How can communities better prepare and respond to natural hazards and disasters? In what ways can community science empower community members to build disaster resilient societies?
Thanks to a $227,000 grant through the Social Sciences and Humanities Research Council of Canada (SSHRC) New Frontiers in Research Fund (NFRF) Special Call on Innovative Approaches to Research in the Pandemic Context, Dr. Bala Nikku — the first TRU faculty member to receive NFRF Special Call funding as a principal investigator— can look at the power of community science and the important role of social work in natural hazards and disasters.
Natural disasters inform work
Born in an Indian village and raised in an agricultural community, Nikku is all-too familiar with natural disasters.
“Famine, floods and poverty are common where I’m from,” says Nikku, “so these lived experiences have certainly informed my work.”
Improperly managed natural hazards — such as droughts, earthquakes and volcanic eruptions — can become natural disasters where there is a significant loss of human life, property or environmental damage. And this, according to Nikku, is where social work comes in.
“Even if hazards become disasters, they bring opportunities that inform my role as a social worker.
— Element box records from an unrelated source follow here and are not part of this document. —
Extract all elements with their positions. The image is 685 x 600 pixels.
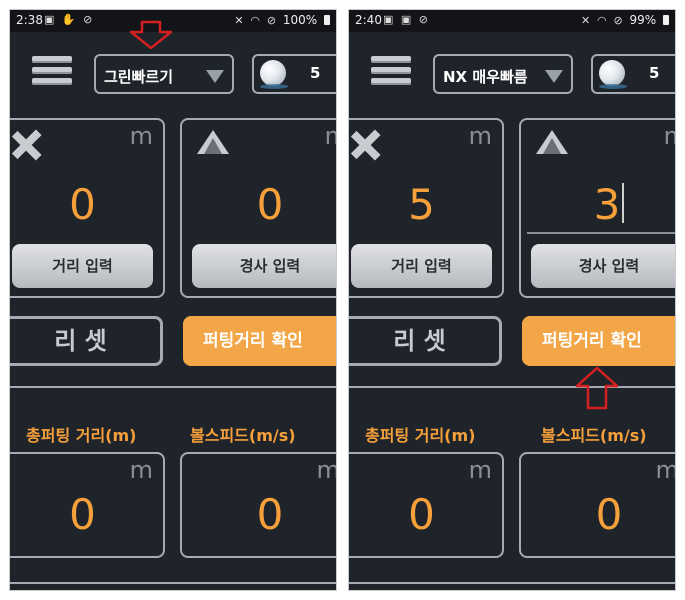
mute-icon: ✕ <box>234 14 244 27</box>
ruler-pencil-icon <box>11 129 42 161</box>
slope-mountain-icon <box>197 130 229 154</box>
annotation-arrow-up-icon <box>575 366 619 410</box>
slope-input-button[interactable]: 경사 입력 <box>192 244 336 288</box>
confirm-putting-distance-button[interactable]: 퍼팅거리 확인 <box>522 316 675 366</box>
total-putting-distance-label: 총퍼팅 거리(m) <box>26 426 137 445</box>
total-distance-value: 0 <box>408 490 435 539</box>
unit-label: m/ <box>655 456 675 484</box>
status-time: 2:38 <box>16 13 43 27</box>
phone-screen-left: 2:38 ▣ ✋ ⊘ ✕ ◠ ⊘ 100% 그린빠르기 5 m 0 거리 입력 <box>10 10 336 590</box>
battery-percent: 100% <box>282 13 318 27</box>
reset-button[interactable]: 리 셋 <box>349 316 502 366</box>
ball-speed-value: 0 <box>256 490 284 539</box>
confirm-putting-distance-button[interactable]: 퍼팅거리 확인 <box>183 316 336 366</box>
mute-icon: ✕ <box>580 14 591 27</box>
divider <box>10 582 336 584</box>
unit-label: m <box>468 122 492 150</box>
reset-button[interactable]: 리 셋 <box>10 316 163 366</box>
slope-card: m 3 경사 입력 <box>519 118 675 298</box>
unit-label: m <box>664 122 675 150</box>
ball-speed-card: m/ 0 <box>519 452 675 558</box>
ball-selector[interactable]: 5 <box>252 54 336 94</box>
hamburger-menu-icon[interactable] <box>371 56 411 92</box>
wifi-icon: ◠ <box>250 14 260 27</box>
phone-screen-right: 2:40 ▣ ▣ ⊘ ✕ ◠ ⊘ 99% NX 매우빠름 5 m 5 거리 입력 <box>349 10 675 590</box>
unit-label: m <box>129 456 153 484</box>
divider <box>349 386 675 388</box>
wifi-icon: ◠ <box>597 14 607 27</box>
slope-value-text: 3 <box>593 180 621 229</box>
battery-icon <box>663 15 669 25</box>
annotation-arrow-down-icon <box>129 20 173 50</box>
distance-value[interactable]: 5 <box>349 180 502 229</box>
divider <box>10 386 336 388</box>
unit-label: m <box>325 122 336 150</box>
ball-speed-card: m/ 0 <box>180 452 336 558</box>
green-speed-dropdown[interactable]: NX 매우빠름 <box>433 54 573 94</box>
dropdown-selected: NX 매우빠름 <box>443 68 528 86</box>
status-right: ✕ ◠ ⊘ 100% <box>234 13 330 27</box>
slope-mountain-icon <box>536 130 568 154</box>
unit-label: m <box>129 122 153 150</box>
hamburger-menu-icon[interactable] <box>32 56 72 92</box>
dropdown-selected: 그린빠르기 <box>104 68 174 86</box>
distance-card: m 0 거리 입력 <box>10 118 165 298</box>
battery-percent: 99% <box>629 13 657 27</box>
battery-icon <box>324 15 330 25</box>
ball-speed-label: 볼스피드(m/s) <box>190 426 296 445</box>
dropdown-arrow-icon <box>545 70 563 83</box>
slope-input-button[interactable]: 경사 입력 <box>531 244 675 288</box>
total-putting-distance-label: 총퍼팅 거리(m) <box>365 426 476 445</box>
notification-icons: ▣ ▣ ⊘ <box>383 13 430 26</box>
golf-ball-icon <box>599 60 625 86</box>
distance-card: m 5 거리 입력 <box>349 118 504 298</box>
unit-label: m <box>468 456 492 484</box>
dropdown-arrow-icon <box>206 70 224 83</box>
divider <box>349 582 675 584</box>
ball-selector-text: 5 <box>310 64 321 82</box>
status-bar: 2:40 ▣ ▣ ⊘ ✕ ◠ ⊘ 99% <box>349 10 675 32</box>
unit-label: m/ <box>316 456 336 484</box>
blocked-icon: ⊘ <box>266 14 277 27</box>
ball-speed-value: 0 <box>595 490 623 539</box>
ball-shadow <box>260 84 288 89</box>
ruler-pencil-icon <box>350 129 381 161</box>
slope-value[interactable]: 0 <box>182 180 336 229</box>
status-time: 2:40 <box>355 13 382 27</box>
total-distance-card: m 0 <box>349 452 504 558</box>
golf-ball-icon <box>260 60 286 86</box>
total-distance-value: 0 <box>69 490 96 539</box>
slope-value[interactable]: 3 <box>521 180 675 229</box>
distance-value[interactable]: 0 <box>10 180 163 229</box>
text-cursor <box>622 183 625 223</box>
ball-selector[interactable]: 5 <box>591 54 675 94</box>
green-speed-dropdown[interactable]: 그린빠르기 <box>94 54 234 94</box>
status-right: ✕ ◠ ⊘ 99% <box>581 13 669 27</box>
ball-speed-label: 볼스피드(m/s) <box>541 426 647 445</box>
slope-card: m 0 경사 입력 <box>180 118 336 298</box>
distance-input-button[interactable]: 거리 입력 <box>12 244 153 288</box>
distance-input-button[interactable]: 거리 입력 <box>351 244 492 288</box>
blocked-icon: ⊘ <box>613 14 623 27</box>
ball-shadow <box>599 84 627 89</box>
total-distance-card: m 0 <box>10 452 165 558</box>
input-underline <box>527 232 675 234</box>
notification-icons: ▣ ✋ ⊘ <box>44 13 95 26</box>
ball-selector-text: 5 <box>649 64 660 82</box>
If there is an earthquake and a school is levelled to the ground, we can consider why the building fell, look at other buildings that remain standing and explore the impact on the community. There’s an opportunity for learning that takes place.”
Role of place-based knowledge
For this project, Nikku and his team will focus on community-based research, using disaster-affected community sites and environments in Nepal, Sri Lanka and Canada as a starting point for planning and developing disaster resiliency.
“Nepal experienced the 2015 earthquakes, so we’ll be working with the Haku community in the Rasuwa district of northern Nepal; Sri Lanka had flooding and a tsunami in 2004, so we’re working with a fishing community in eastern Sri Lanka; and Canada had wildfires, so we’ll be consulting with an Indigenous community, yet to be selected, in BC,” says Nikku.
Unlike traditional research work, community scientists, not the researchers themselves, are driving the project research.
“I can’t understand all the experiences within these communities, so I rely on those within these communities — including community scientists, community researchers and community knowledge keepers — to provide input. And this is where the place-based knowledge comes in,” says Nikku.
Together with community members, the research team will frame research questions that are related to community disaster resilience and find answers to these questions. The community will then act on the evidence received. “For instance, if the Haku community in Nepal asks what happened to the vegetation after the 2015 earthquake, we would focus on that,” says Nikku. “We would analyze all the details and present it to them.”
Focused on enhancing community resilience in the face of natural hazards and disasters, Nikku and his team members from Canada, Nepal and Sri Lanka are creating a much-needed community disaster resilience action toolbox in the form of a website. The site will include guidance and research tools developed by communities themselves and by academic institutions that have worked together to find answers to the questions from community members.
“If any community wants to do their own research with disasters, whether with floods or wildfires or poverty, this website will document all these stories,” says Nikku. “Anyone can look at this toolbox, modify it and use it in their own context.”